A medida que Tiberio y yo cruzábamos nuestra ciudad, recuperé mi valor poco a poco. Llevaba quince años viviendo en Roma, la mayoría de los cuales en el Aventino. Ésas eran mis calles. Decidí que no me echarían de ellas por miedo.
Nuestros pies nos llevaron lejos de la orilla del río, en una dirección que raras veces seguía. Debimos de rodear la arboleda de los Plátanos, un parque público bastante vacío al lado de la calle que llevaba el mismo nombre, pero estaba tan distraída que después no recordaba nada de todo eso. Luego cruzamos la parte sur del monte principal, hasta que emergimos desde el Distrito Trece al Doce, al lado del cuartel general de los vigiles de la Cuarta Cohorte, donde Escauro y sus esbirros me habían entretenido. No llegamos a tocar el tema.
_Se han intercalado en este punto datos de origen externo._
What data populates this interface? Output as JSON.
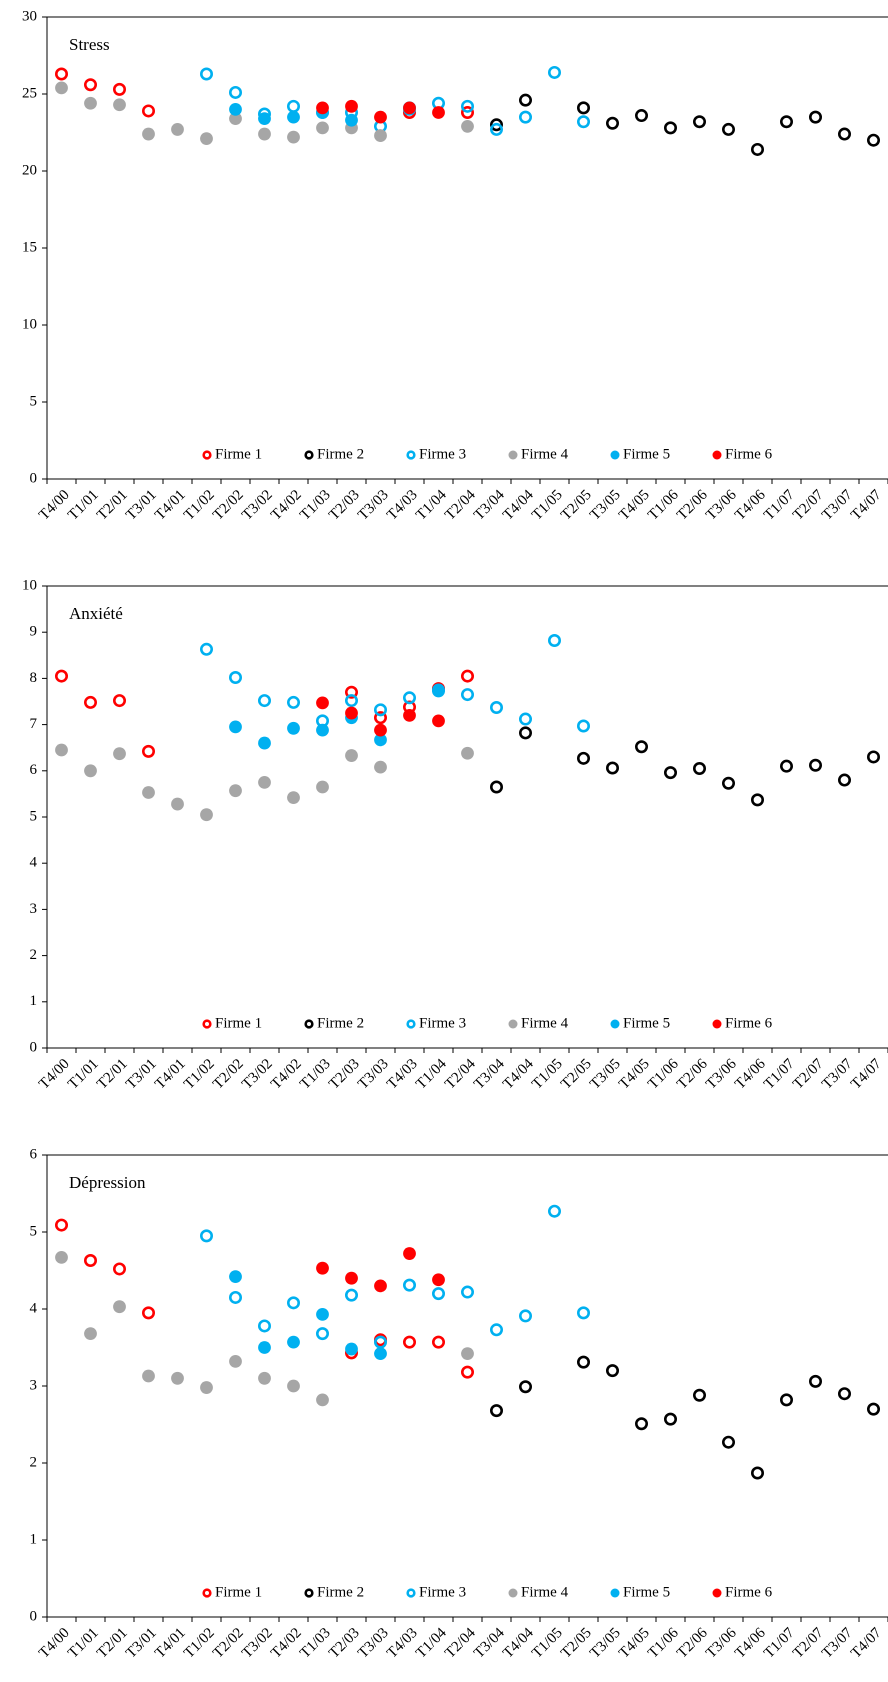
{
  "chart_data": [
    {
      "type": "scatter",
      "title": "Stress",
      "categories": [
        "T4/00",
        "T1/01",
        "T2/01",
        "T3/01",
        "T4/01",
        "T1/02",
        "T2/02",
        "T3/02",
        "T4/02",
        "T1/03",
        "T2/03",
        "T3/03",
        "T4/03",
        "T1/04",
        "T2/04",
        "T3/04",
        "T4/04",
        "T1/05",
        "T2/05",
        "T3/05",
        "T4/05",
        "T1/06",
        "T2/06",
        "T3/06",
        "T4/06",
        "T1/07",
        "T2/07",
        "T3/07",
        "T4/07"
      ],
      "ylim": [
        0,
        30
      ],
      "yticks": [
        0,
        5,
        10,
        15,
        20,
        25,
        30
      ],
      "legend": "bottom",
      "series": [
        {
          "name": "Firme 1",
          "color": "#ff0000",
          "marker": "open",
          "values": [
            26.3,
            25.6,
            25.3,
            23.9,
            null,
            null,
            null,
            null,
            null,
            null,
            null,
            null,
            23.8,
            null,
            23.8,
            null,
            null,
            null,
            null,
            null,
            null,
            null,
            null,
            null,
            null,
            null,
            null,
            null,
            null
          ]
        },
        {
          "name": "Firme 2",
          "color": "#000000",
          "marker": "open",
          "values": [
            null,
            null,
            null,
            null,
            null,
            null,
            null,
            null,
            null,
            null,
            null,
            null,
            null,
            null,
            null,
            23.0,
            24.6,
            null,
            24.1,
            23.1,
            23.6,
            22.8,
            23.2,
            22.7,
            21.4,
            23.2,
            23.5,
            22.4,
            22.0
          ]
        },
        {
          "name": "Firme 3",
          "color": "#00b0f0",
          "marker": "open",
          "values": [
            null,
            null,
            null,
            null,
            null,
            26.3,
            25.1,
            23.7,
            24.2,
            23.8,
            23.8,
            22.9,
            24.1,
            24.4,
            24.2,
            22.7,
            23.5,
            26.4,
            23.2,
            null,
            null,
            null,
            null,
            null,
            null,
            null,
            null,
            null,
            null
          ]
        },
        {
          "name": "Firme 4",
          "color": "#a6a6a6",
          "marker": "filled",
          "values": [
            25.4,
            24.4,
            24.3,
            22.4,
            22.7,
            22.1,
            23.4,
            22.4,
            22.2,
            22.8,
            22.8,
            22.3,
            null,
            null,
            22.9,
            null,
            null,
            null,
            null,
            null,
            null,
            null,
            null,
            null,
            null,
            null,
            null,
            null,
            null
          ]
        },
        {
          "name": "Firme 5",
          "color": "#00b0f0",
          "marker": "filled",
          "values": [
            null,
            null,
            null,
            null,
            null,
            null,
            24.0,
            23.4,
            23.5,
            23.8,
            23.3,
            null,
            24.0,
            null,
            null,
            null,
            null,
            null,
            null,
            null,
            null,
            null,
            null,
            null,
            null,
            null,
            null,
            null,
            null
          ]
        },
        {
          "name": "Firme 6",
          "color": "#ff0000",
          "marker": "filled",
          "values": [
            null,
            null,
            null,
            null,
            null,
            null,
            null,
            null,
            null,
            24.1,
            24.2,
            23.5,
            24.1,
            23.8,
            null,
            null,
            null,
            null,
            null,
            null,
            null,
            null,
            null,
            null,
            null,
            null,
            null,
            null,
            null
          ]
        }
      ]
    },
    {
      "type": "scatter",
      "title": "Anxiété",
      "categories": [
        "T4/00",
        "T1/01",
        "T2/01",
        "T3/01",
        "T4/01",
        "T1/02",
        "T2/02",
        "T3/02",
        "T4/02",
        "T1/03",
        "T2/03",
        "T3/03",
        "T4/03",
        "T1/04",
        "T2/04",
        "T3/04",
        "T4/04",
        "T1/05",
        "T2/05",
        "T3/05",
        "T4/05",
        "T1/06",
        "T2/06",
        "T3/06",
        "T4/06",
        "T1/07",
        "T2/07",
        "T3/07",
        "T4/07"
      ],
      "ylim": [
        0,
        10
      ],
      "yticks": [
        0,
        1,
        2,
        3,
        4,
        5,
        6,
        7,
        8,
        9,
        10
      ],
      "legend": "bottom",
      "series": [
        {
          "name": "Firme 1",
          "color": "#ff0000",
          "marker": "open",
          "values": [
            8.05,
            7.48,
            7.52,
            6.42,
            null,
            null,
            null,
            null,
            null,
            null,
            7.7,
            7.15,
            7.38,
            7.78,
            8.05,
            null,
            null,
            null,
            null,
            null,
            null,
            null,
            null,
            null,
            null,
            null,
            null,
            null,
            null
          ]
        },
        {
          "name": "Firme 2",
          "color": "#000000",
          "marker": "open",
          "values": [
            null,
            null,
            null,
            null,
            null,
            null,
            null,
            null,
            null,
            null,
            null,
            null,
            null,
            null,
            null,
            5.65,
            6.82,
            null,
            6.27,
            6.06,
            6.52,
            5.96,
            6.05,
            5.73,
            5.37,
            6.1,
            6.12,
            5.8,
            6.3
          ]
        },
        {
          "name": "Firme 3",
          "color": "#00b0f0",
          "marker": "open",
          "values": [
            null,
            null,
            null,
            null,
            null,
            8.63,
            8.02,
            7.52,
            7.48,
            7.08,
            7.52,
            7.32,
            7.58,
            7.73,
            7.65,
            7.37,
            7.12,
            8.82,
            6.97,
            null,
            null,
            null,
            null,
            null,
            null,
            null,
            null,
            null,
            null
          ]
        },
        {
          "name": "Firme 4",
          "color": "#a6a6a6",
          "marker": "filled",
          "values": [
            6.45,
            6.0,
            6.37,
            5.53,
            5.28,
            5.05,
            5.57,
            5.75,
            5.42,
            5.65,
            6.33,
            6.08,
            null,
            null,
            6.38,
            null,
            null,
            null,
            null,
            null,
            null,
            null,
            null,
            null,
            null,
            null,
            null,
            null,
            null
          ]
        },
        {
          "name": "Firme 5",
          "color": "#00b0f0",
          "marker": "filled",
          "values": [
            null,
            null,
            null,
            null,
            null,
            null,
            6.95,
            6.6,
            6.92,
            6.88,
            7.15,
            6.67,
            null,
            7.75,
            null,
            null,
            null,
            null,
            null,
            null,
            null,
            null,
            null,
            null,
            null,
            null,
            null,
            null,
            null
          ]
        },
        {
          "name": "Firme 6",
          "color": "#ff0000",
          "marker": "filled",
          "values": [
            null,
            null,
            null,
            null,
            null,
            null,
            null,
            null,
            null,
            7.47,
            7.25,
            6.88,
            7.2,
            7.08,
            null,
            null,
            null,
            null,
            null,
            null,
            null,
            null,
            null,
            null,
            null,
            null,
            null,
            null,
            null
          ]
        }
      ]
    },
    {
      "type": "scatter",
      "title": "Dépression",
      "categories": [
        "T4/00",
        "T1/01",
        "T2/01",
        "T3/01",
        "T4/01",
        "T1/02",
        "T2/02",
        "T3/02",
        "T4/02",
        "T1/03",
        "T2/03",
        "T3/03",
        "T4/03",
        "T1/04",
        "T2/04",
        "T3/04",
        "T4/04",
        "T1/05",
        "T2/05",
        "T3/05",
        "T4/05",
        "T1/06",
        "T2/06",
        "T3/06",
        "T4/06",
        "T1/07",
        "T2/07",
        "T3/07",
        "T4/07"
      ],
      "ylim": [
        0,
        6
      ],
      "yticks": [
        0,
        1,
        2,
        3,
        4,
        5,
        6
      ],
      "legend": "bottom",
      "series": [
        {
          "name": "Firme 1",
          "color": "#ff0000",
          "marker": "open",
          "values": [
            5.09,
            4.63,
            4.52,
            3.95,
            null,
            null,
            null,
            null,
            null,
            null,
            3.43,
            3.6,
            3.57,
            3.57,
            3.18,
            null,
            null,
            null,
            null,
            null,
            null,
            null,
            null,
            null,
            null,
            null,
            null,
            null,
            null
          ]
        },
        {
          "name": "Firme 2",
          "color": "#000000",
          "marker": "open",
          "values": [
            null,
            null,
            null,
            null,
            null,
            null,
            null,
            null,
            null,
            null,
            null,
            null,
            null,
            null,
            null,
            2.68,
            2.99,
            null,
            3.31,
            3.2,
            2.51,
            2.57,
            2.88,
            2.27,
            1.87,
            2.82,
            3.06,
            2.9,
            2.7
          ]
        },
        {
          "name": "Firme 3",
          "color": "#00b0f0",
          "marker": "open",
          "values": [
            null,
            null,
            null,
            null,
            null,
            4.95,
            4.15,
            3.78,
            4.08,
            3.68,
            4.18,
            3.57,
            4.31,
            4.2,
            4.22,
            3.73,
            3.91,
            5.27,
            3.95,
            null,
            null,
            null,
            null,
            null,
            null,
            null,
            null,
            null,
            null
          ]
        },
        {
          "name": "Firme 4",
          "color": "#a6a6a6",
          "marker": "filled",
          "values": [
            4.67,
            3.68,
            4.03,
            3.13,
            3.1,
            2.98,
            3.32,
            3.1,
            3.0,
            2.82,
            null,
            null,
            null,
            null,
            3.42,
            null,
            null,
            null,
            null,
            null,
            null,
            null,
            null,
            null,
            null,
            null,
            null,
            null,
            null
          ]
        },
        {
          "name": "Firme 5",
          "color": "#00b0f0",
          "marker": "filled",
          "values": [
            null,
            null,
            null,
            null,
            null,
            null,
            4.42,
            3.5,
            3.57,
            3.93,
            3.48,
            3.42,
            null,
            null,
            null,
            null,
            null,
            null,
            null,
            null,
            null,
            null,
            null,
            null,
            null,
            null,
            null,
            null,
            null
          ]
        },
        {
          "name": "Firme 6",
          "color": "#ff0000",
          "marker": "filled",
          "values": [
            null,
            null,
            null,
            null,
            null,
            null,
            null,
            null,
            null,
            4.53,
            4.4,
            4.3,
            4.72,
            4.38,
            null,
            null,
            null,
            null,
            null,
            null,
            null,
            null,
            null,
            null,
            null,
            null,
            null,
            null,
            null
          ]
        }
      ]
    }
  ]
}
Durante un largo rato nos quedamos en silencio, mientras andábamos sin rumbo por la amplia calle de los Estanques Públicos, en dirección al Circo Máximo. Paramos antes de descender a la pista y, en su lugar, nos abrimos paso por encima de ella, otra vez a lo largo de la parte baja del monte, pasando los dos Templos de Venus y, al final, el del dios de los jardines, Vertumno, recubierto de flores y vegetación. Me acuerdo de que le comenté a Tiberio, acerca del Templo de Venus Verticordia, que sólo en Roma la diosa del amor y de la lujuria podía ser venerada en su advocación de promotora de la pureza sexual.
—Venus, la «transformadora de corazones», exaltaba la castidad como virtud en las mujeres, naturalmente —refunfuñé.
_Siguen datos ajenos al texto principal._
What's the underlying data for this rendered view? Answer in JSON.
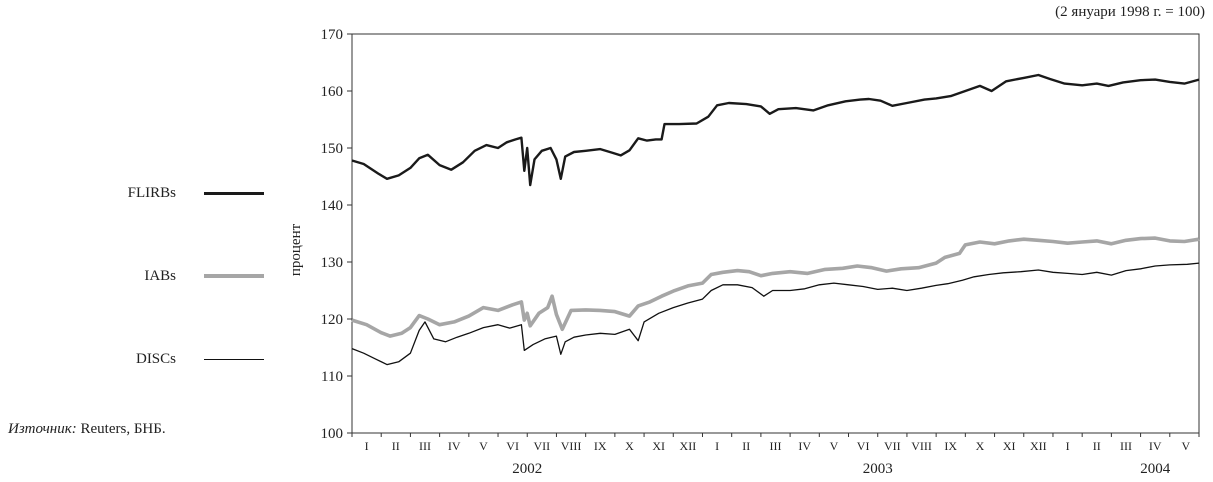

—La fidelidad en el amor —declaró Tiberio, revelando su lado tierno.
—¡Si crees en él!
—¿Usted no?
—Sí, claro. Mi marido me era fiel y yo a él.
—He notado que siempre habla bien de su matrimonio.
—Bueno, ¡fue corto!
—Y hace mucho tiempo. Sin embargo, sigue llevando su alianza.
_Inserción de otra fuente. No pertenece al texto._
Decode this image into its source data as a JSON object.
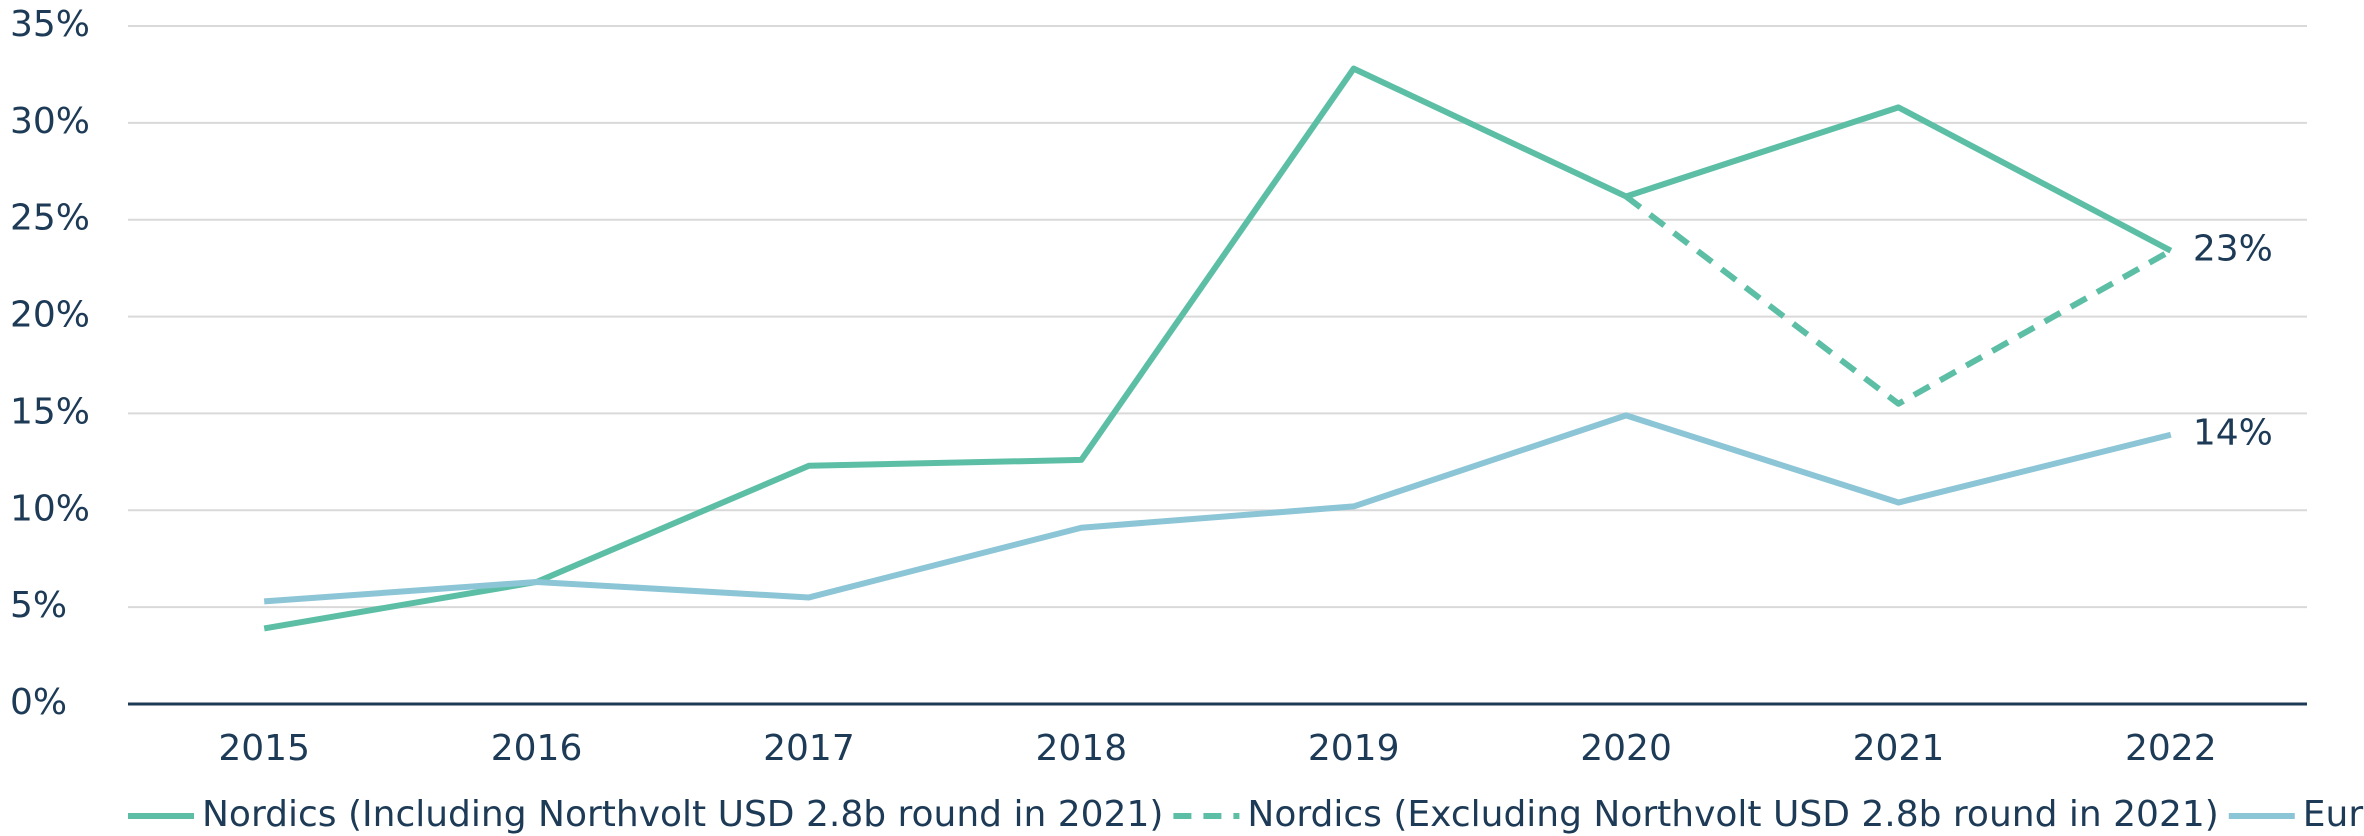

Error. Léntulo y yo nunca nos habíamos molestado en ello. Le expliqué con ironía que había comprado el anillo sólo unos años antes, en una venta que habían organizado mis padres, y lo llevaba para parecer respetable en mi trabajo. A veces podría haber echado para atrás a los hombres, aunque no tenía ninguna gana de recordarle al mensajero que en alguna ocasión había parecido disponible. Ya era bastante malo que supiera que había llamado la atención de Andrónico.
—¿Alguna vez ha estado casado, Tiberio?
Sólo llevaba un sello cuyo símbolo era un fogoso caballo con cola de pez. Lo había visto al inspeccionar su mano herida.
—Una vez.
—Oh, ¿y nunca más?
—No he dicho eso.
Estaba empezando a sospechar que ese hombre evitaba decir bastantes cosas.
Nuestro paseo nos había llevado a la parte baja del empinado Clivus Publicius. Tuvimos que pasar por la casa donde había vivido el pequeño Lucio Basso, en el punto exacto donde el carro de Metelo y Nepote lo había atropellado. En el muro donde Tiberio había colgado su fatídico cartel que hacía el llamamiento a los testigos, la familia había colocado ahora una placa conmemorativa de tamaño exagerado. Debieron de gastarse todo el dinero de la indemnización que les había pagado el hijastro de Salvidia. Un mensaje conmovedor recordaba a Lucio: «Vivió tres años, cuatro meses y diez días. Una pequeña alma a la que le encantaba jugar ha vuelto con los dioses del inframundo. Las esperanzas de sus padres están destrozadas».
Tiberio murmuró impaciente que la familia Basso habría hecho mucho mejor utilizando el dinero para sus otros hijos. Me sentí obligada a murmurar que a lo mejor la placa les traía consuelo. Él repuso que ese tipo de consuelo estaba sobrevalorado.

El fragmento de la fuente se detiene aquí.